Note that the Thor database file-format has not changed. So the 4.71 Thorserver will be happy to open a 4.62 database. Rather, the data in the file is where the incompatibility lies, so that SMILES improperly canonicalized will not be found by a Thor lookup.

STEPS:

  1. The 4.71 Thorserver should be installed and running. The environment should be correct, such that applications such as thorls, thordbping, thorload and thordelete are available.
  2. BACK UP ALL DATABASES BEFORE UPGRADING! If any errors occur during the upgrade procedure, you will want access to the database in its original state.
  3. The 4.6* databases should be in Thor's database path as defined by $DY_DATABASE_PATH. Typically, databases are in a directory specified by $DY_THORDB, we will assume that this is the case for this procedure.
  4. Run thordbcheck471 as follows on the database to be upgraded. In this example we use the database name "foobar".
  5. thordbcheck471 -f foobar foobar@myhost
    Enter server access password for myhost:thor:myname >>
    Enter password for database foobar@myhost:thor:* >>
    ...
  6. Assure that the database is not read-only. The command thordbinfo will provide this information. A read-only database can be reconfigured writable by using sthorman, thorchange, or by simply editing the header file (*.THOR) and removing the line "read only: TRUE". Here's the thorchange syntax:
  7. thorchange -SETACCESS WRITEABLE foobar@myhost::thor
  8. Use thordelete to delete the TDTs written to the file foobar.old, as follows:
  9. cat foobar.old | thordelete -RAW_DATA TRUE -INPUT_FORMAT TDT foobar@myhost
  10. Use thorload to load the updated TDTs written to the file foobar.new, as follows:
  11. cat foobar.new \
       | thorload -RAW_DATA TRUE -MERGE TRUE -OVERWRITE FALSE foobar@myhost
  12. If any errors occurred, and/or any TDTs are written to foobar.bad, some manual correction will need to be made to these TDTs, and then they will need to be loaded as in the previous step. If it is not clear how to do this, contact Daylight Support.
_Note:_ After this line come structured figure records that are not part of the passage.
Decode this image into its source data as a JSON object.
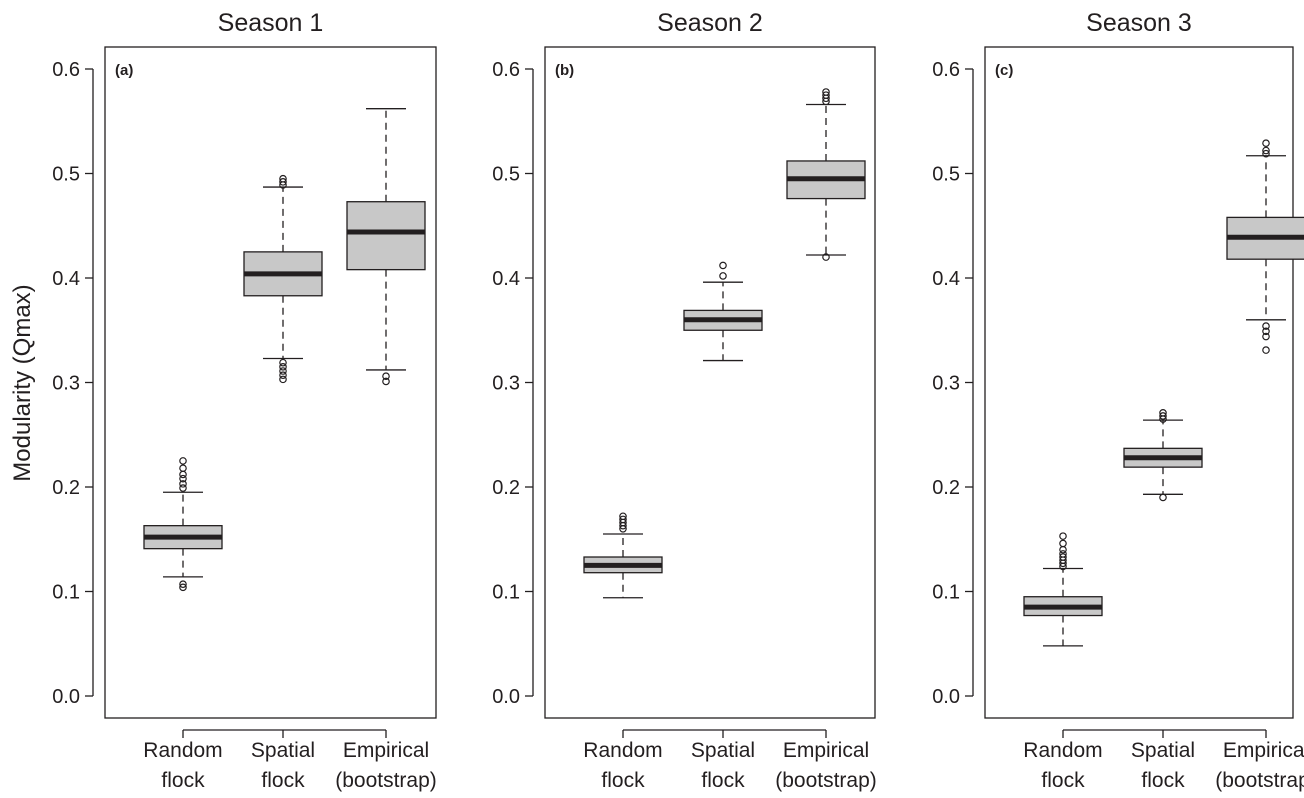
{
  "figure": {
    "ylabel": "Modularity (Qmax)"
  },
  "chart_data": [
    {
      "type": "boxplot",
      "title": "Season 1",
      "panel_label": "(a)",
      "ylim": [
        0.0,
        0.6
      ],
      "yticks": [
        "0.0",
        "0.1",
        "0.2",
        "0.3",
        "0.4",
        "0.5",
        "0.6"
      ],
      "categories": [
        [
          "Random",
          "flock"
        ],
        [
          "Spatial",
          "flock"
        ],
        [
          "Empirical",
          "(bootstrap)"
        ]
      ],
      "boxes": [
        {
          "whisker_low": 0.114,
          "q1": 0.141,
          "median": 0.152,
          "q3": 0.163,
          "whisker_high": 0.195,
          "outliers": [
            0.104,
            0.107,
            0.199,
            0.203,
            0.208,
            0.212,
            0.218,
            0.225
          ]
        },
        {
          "whisker_low": 0.323,
          "q1": 0.383,
          "median": 0.404,
          "q3": 0.425,
          "whisker_high": 0.487,
          "outliers": [
            0.303,
            0.307,
            0.311,
            0.315,
            0.319,
            0.489,
            0.492,
            0.495
          ]
        },
        {
          "whisker_low": 0.312,
          "q1": 0.408,
          "median": 0.444,
          "q3": 0.473,
          "whisker_high": 0.562,
          "outliers": [
            0.301,
            0.306
          ]
        }
      ]
    },
    {
      "type": "boxplot",
      "title": "Season 2",
      "panel_label": "(b)",
      "ylim": [
        0.0,
        0.6
      ],
      "yticks": [
        "0.0",
        "0.1",
        "0.2",
        "0.3",
        "0.4",
        "0.5",
        "0.6"
      ],
      "categories": [
        [
          "Random",
          "flock"
        ],
        [
          "Spatial",
          "flock"
        ],
        [
          "Empirical",
          "(bootstrap)"
        ]
      ],
      "boxes": [
        {
          "whisker_low": 0.094,
          "q1": 0.118,
          "median": 0.125,
          "q3": 0.133,
          "whisker_high": 0.155,
          "outliers": [
            0.16,
            0.163,
            0.166,
            0.169,
            0.172
          ]
        },
        {
          "whisker_low": 0.321,
          "q1": 0.35,
          "median": 0.36,
          "q3": 0.369,
          "whisker_high": 0.396,
          "outliers": [
            0.402,
            0.412
          ]
        },
        {
          "whisker_low": 0.422,
          "q1": 0.476,
          "median": 0.495,
          "q3": 0.512,
          "whisker_high": 0.566,
          "outliers": [
            0.42,
            0.569,
            0.572,
            0.575,
            0.578
          ]
        }
      ]
    },
    {
      "type": "boxplot",
      "title": "Season 3",
      "panel_label": "(c)",
      "ylim": [
        0.0,
        0.6
      ],
      "yticks": [
        "0.0",
        "0.1",
        "0.2",
        "0.3",
        "0.4",
        "0.5",
        "0.6"
      ],
      "categories": [
        [
          "Random",
          "flock"
        ],
        [
          "Spatial",
          "flock"
        ],
        [
          "Empirical",
          "(bootstrap)"
        ]
      ],
      "boxes": [
        {
          "whisker_low": 0.048,
          "q1": 0.077,
          "median": 0.085,
          "q3": 0.095,
          "whisker_high": 0.122,
          "outliers": [
            0.124,
            0.127,
            0.13,
            0.133,
            0.136,
            0.14,
            0.146,
            0.153
          ]
        },
        {
          "whisker_low": 0.193,
          "q1": 0.219,
          "median": 0.228,
          "q3": 0.237,
          "whisker_high": 0.264,
          "outliers": [
            0.19,
            0.265,
            0.268,
            0.271
          ]
        },
        {
          "whisker_low": 0.36,
          "q1": 0.418,
          "median": 0.439,
          "q3": 0.458,
          "whisker_high": 0.517,
          "outliers": [
            0.331,
            0.344,
            0.349,
            0.354,
            0.519,
            0.522,
            0.529
          ]
        }
      ]
    }
  ],
  "colors": {
    "box_fill": "#c8c8c8",
    "ink": "#231f20",
    "background": "#ffffff"
  }
}
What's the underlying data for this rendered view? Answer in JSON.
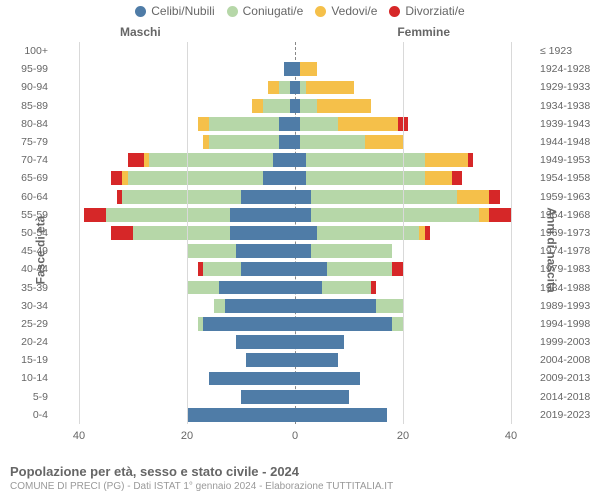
{
  "chart": {
    "type": "population-pyramid-stacked",
    "background_color": "#ffffff",
    "grid_color": "#d9d9d9",
    "center_line_color": "#888888",
    "text_color": "#666666",
    "xmax": 45,
    "x_ticks": [
      40,
      20,
      0,
      20,
      40
    ],
    "categories": [
      {
        "key": "celibi",
        "label": "Celibi/Nubili",
        "color": "#4f7ca7"
      },
      {
        "key": "coniugati",
        "label": "Coniugati/e",
        "color": "#b6d7a8"
      },
      {
        "key": "vedovi",
        "label": "Vedovi/e",
        "color": "#f5c04a"
      },
      {
        "key": "divorziati",
        "label": "Divorziati/e",
        "color": "#d62728"
      }
    ],
    "side_labels": {
      "male": "Maschi",
      "female": "Femmine"
    },
    "y_axis_left_label": "Fasce di età",
    "y_axis_right_label": "Anni di nascita",
    "rows": [
      {
        "age": "100+",
        "birth": "≤ 1923",
        "male": {
          "celibi": 0,
          "coniugati": 0,
          "vedovi": 0,
          "divorziati": 0
        },
        "female": {
          "celibi": 0,
          "coniugati": 0,
          "vedovi": 0,
          "divorziati": 0
        }
      },
      {
        "age": "95-99",
        "birth": "1924-1928",
        "male": {
          "celibi": 2,
          "coniugati": 0,
          "vedovi": 0,
          "divorziati": 0
        },
        "female": {
          "celibi": 1,
          "coniugati": 0,
          "vedovi": 3,
          "divorziati": 0
        }
      },
      {
        "age": "90-94",
        "birth": "1929-1933",
        "male": {
          "celibi": 1,
          "coniugati": 2,
          "vedovi": 2,
          "divorziati": 0
        },
        "female": {
          "celibi": 1,
          "coniugati": 1,
          "vedovi": 9,
          "divorziati": 0
        }
      },
      {
        "age": "85-89",
        "birth": "1934-1938",
        "male": {
          "celibi": 1,
          "coniugati": 5,
          "vedovi": 2,
          "divorziati": 0
        },
        "female": {
          "celibi": 1,
          "coniugati": 3,
          "vedovi": 10,
          "divorziati": 0
        }
      },
      {
        "age": "80-84",
        "birth": "1939-1943",
        "male": {
          "celibi": 3,
          "coniugati": 13,
          "vedovi": 2,
          "divorziati": 0
        },
        "female": {
          "celibi": 1,
          "coniugati": 7,
          "vedovi": 11,
          "divorziati": 2
        }
      },
      {
        "age": "75-79",
        "birth": "1944-1948",
        "male": {
          "celibi": 3,
          "coniugati": 13,
          "vedovi": 1,
          "divorziati": 0
        },
        "female": {
          "celibi": 1,
          "coniugati": 12,
          "vedovi": 7,
          "divorziati": 0
        }
      },
      {
        "age": "70-74",
        "birth": "1949-1953",
        "male": {
          "celibi": 4,
          "coniugati": 23,
          "vedovi": 1,
          "divorziati": 3
        },
        "female": {
          "celibi": 2,
          "coniugati": 22,
          "vedovi": 8,
          "divorziati": 1
        }
      },
      {
        "age": "65-69",
        "birth": "1954-1958",
        "male": {
          "celibi": 6,
          "coniugati": 25,
          "vedovi": 1,
          "divorziati": 2
        },
        "female": {
          "celibi": 2,
          "coniugati": 22,
          "vedovi": 5,
          "divorziati": 2
        }
      },
      {
        "age": "60-64",
        "birth": "1959-1963",
        "male": {
          "celibi": 10,
          "coniugati": 22,
          "vedovi": 0,
          "divorziati": 1
        },
        "female": {
          "celibi": 3,
          "coniugati": 27,
          "vedovi": 6,
          "divorziati": 2
        }
      },
      {
        "age": "55-59",
        "birth": "1964-1968",
        "male": {
          "celibi": 12,
          "coniugati": 23,
          "vedovi": 0,
          "divorziati": 4
        },
        "female": {
          "celibi": 3,
          "coniugati": 31,
          "vedovi": 2,
          "divorziati": 4
        }
      },
      {
        "age": "50-54",
        "birth": "1969-1973",
        "male": {
          "celibi": 12,
          "coniugati": 18,
          "vedovi": 0,
          "divorziati": 4
        },
        "female": {
          "celibi": 4,
          "coniugati": 19,
          "vedovi": 1,
          "divorziati": 1
        }
      },
      {
        "age": "45-49",
        "birth": "1974-1978",
        "male": {
          "celibi": 11,
          "coniugati": 9,
          "vedovi": 0,
          "divorziati": 0
        },
        "female": {
          "celibi": 3,
          "coniugati": 15,
          "vedovi": 0,
          "divorziati": 0
        }
      },
      {
        "age": "40-44",
        "birth": "1979-1983",
        "male": {
          "celibi": 10,
          "coniugati": 7,
          "vedovi": 0,
          "divorziati": 1
        },
        "female": {
          "celibi": 6,
          "coniugati": 12,
          "vedovi": 0,
          "divorziati": 2
        }
      },
      {
        "age": "35-39",
        "birth": "1984-1988",
        "male": {
          "celibi": 14,
          "coniugati": 6,
          "vedovi": 0,
          "divorziati": 0
        },
        "female": {
          "celibi": 5,
          "coniugati": 9,
          "vedovi": 0,
          "divorziati": 1
        }
      },
      {
        "age": "30-34",
        "birth": "1989-1993",
        "male": {
          "celibi": 13,
          "coniugati": 2,
          "vedovi": 0,
          "divorziati": 0
        },
        "female": {
          "celibi": 15,
          "coniugati": 5,
          "vedovi": 0,
          "divorziati": 0
        }
      },
      {
        "age": "25-29",
        "birth": "1994-1998",
        "male": {
          "celibi": 17,
          "coniugati": 1,
          "vedovi": 0,
          "divorziati": 0
        },
        "female": {
          "celibi": 18,
          "coniugati": 2,
          "vedovi": 0,
          "divorziati": 0
        }
      },
      {
        "age": "20-24",
        "birth": "1999-2003",
        "male": {
          "celibi": 11,
          "coniugati": 0,
          "vedovi": 0,
          "divorziati": 0
        },
        "female": {
          "celibi": 9,
          "coniugati": 0,
          "vedovi": 0,
          "divorziati": 0
        }
      },
      {
        "age": "15-19",
        "birth": "2004-2008",
        "male": {
          "celibi": 9,
          "coniugati": 0,
          "vedovi": 0,
          "divorziati": 0
        },
        "female": {
          "celibi": 8,
          "coniugati": 0,
          "vedovi": 0,
          "divorziati": 0
        }
      },
      {
        "age": "10-14",
        "birth": "2009-2013",
        "male": {
          "celibi": 16,
          "coniugati": 0,
          "vedovi": 0,
          "divorziati": 0
        },
        "female": {
          "celibi": 12,
          "coniugati": 0,
          "vedovi": 0,
          "divorziati": 0
        }
      },
      {
        "age": "5-9",
        "birth": "2014-2018",
        "male": {
          "celibi": 10,
          "coniugati": 0,
          "vedovi": 0,
          "divorziati": 0
        },
        "female": {
          "celibi": 10,
          "coniugati": 0,
          "vedovi": 0,
          "divorziati": 0
        }
      },
      {
        "age": "0-4",
        "birth": "2019-2023",
        "male": {
          "celibi": 20,
          "coniugati": 0,
          "vedovi": 0,
          "divorziati": 0
        },
        "female": {
          "celibi": 17,
          "coniugati": 0,
          "vedovi": 0,
          "divorziati": 0
        }
      }
    ]
  },
  "footer": {
    "title": "Popolazione per età, sesso e stato civile - 2024",
    "subtitle": "COMUNE DI PRECI (PG) - Dati ISTAT 1° gennaio 2024 - Elaborazione TUTTITALIA.IT"
  }
}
  13. The "version:" field in the database header files (*.THOR) should be updated to "4.71". This must be done by editing the file. The version line should read: version: 4.71.
  14. You may wish to verify that the upgrade has been successful by running thordbcheck471 a second time, on the converted database.
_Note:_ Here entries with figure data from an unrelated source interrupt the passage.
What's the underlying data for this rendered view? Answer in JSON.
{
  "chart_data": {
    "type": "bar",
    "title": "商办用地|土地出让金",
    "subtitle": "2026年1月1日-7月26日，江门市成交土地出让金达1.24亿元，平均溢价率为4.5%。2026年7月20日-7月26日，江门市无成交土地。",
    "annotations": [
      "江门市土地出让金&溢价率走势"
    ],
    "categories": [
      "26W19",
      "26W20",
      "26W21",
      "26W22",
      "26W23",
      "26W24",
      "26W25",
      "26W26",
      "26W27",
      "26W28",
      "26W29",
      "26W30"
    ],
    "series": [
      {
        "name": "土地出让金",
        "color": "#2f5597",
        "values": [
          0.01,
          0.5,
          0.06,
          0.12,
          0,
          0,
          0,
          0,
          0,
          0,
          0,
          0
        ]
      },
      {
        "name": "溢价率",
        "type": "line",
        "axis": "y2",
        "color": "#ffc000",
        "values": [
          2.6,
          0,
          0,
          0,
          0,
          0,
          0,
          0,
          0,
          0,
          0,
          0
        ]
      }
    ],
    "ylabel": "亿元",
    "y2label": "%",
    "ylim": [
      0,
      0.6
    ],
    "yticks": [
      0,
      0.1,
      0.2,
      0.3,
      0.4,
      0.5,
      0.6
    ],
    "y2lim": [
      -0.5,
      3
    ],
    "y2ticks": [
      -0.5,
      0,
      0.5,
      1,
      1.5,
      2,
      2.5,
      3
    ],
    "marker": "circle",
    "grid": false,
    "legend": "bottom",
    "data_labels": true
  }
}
  15. IMPORTANT NOTE: This program does not handle the FPP dataitems automatically. If a database contains mixtures using the FPP datatype, these should be dumped, re-fingerprinted, and reloaded.
  16. NOTE: (OPTIONAL) It may be desirable to replace the $FPG<> datatree in a converted database, to reflect the fact that the fingerprints are 4.71-compatible, as one may get warnings about it when performing future loads of the database. Warnings about the $FPG datatype do not affect the function of the database.
  17. NOTE: Multi-field dataitems with SMILES normalizations are not handled by thordbcheck471. These must be fixed manually. If not a root-id, these SMILES will be corrected by simply re-thorloading the database with option -RAW_DATA FALSE.
  18. NOTE: Daylight server and database passwords are required. These may be specified interactively when prompted by each thorfilter application, or in the dbspec, if DY_SECURE_PASSWORDS is set to TRUE.
Automating the upgrade to 4.71

If you have a large number of databases to upgrade, you may wish to automate this process by using a unix script. The script thordbfix471 is provided in the contrib directory for this purpose (v471/contrib/src/admin/thordbfix471).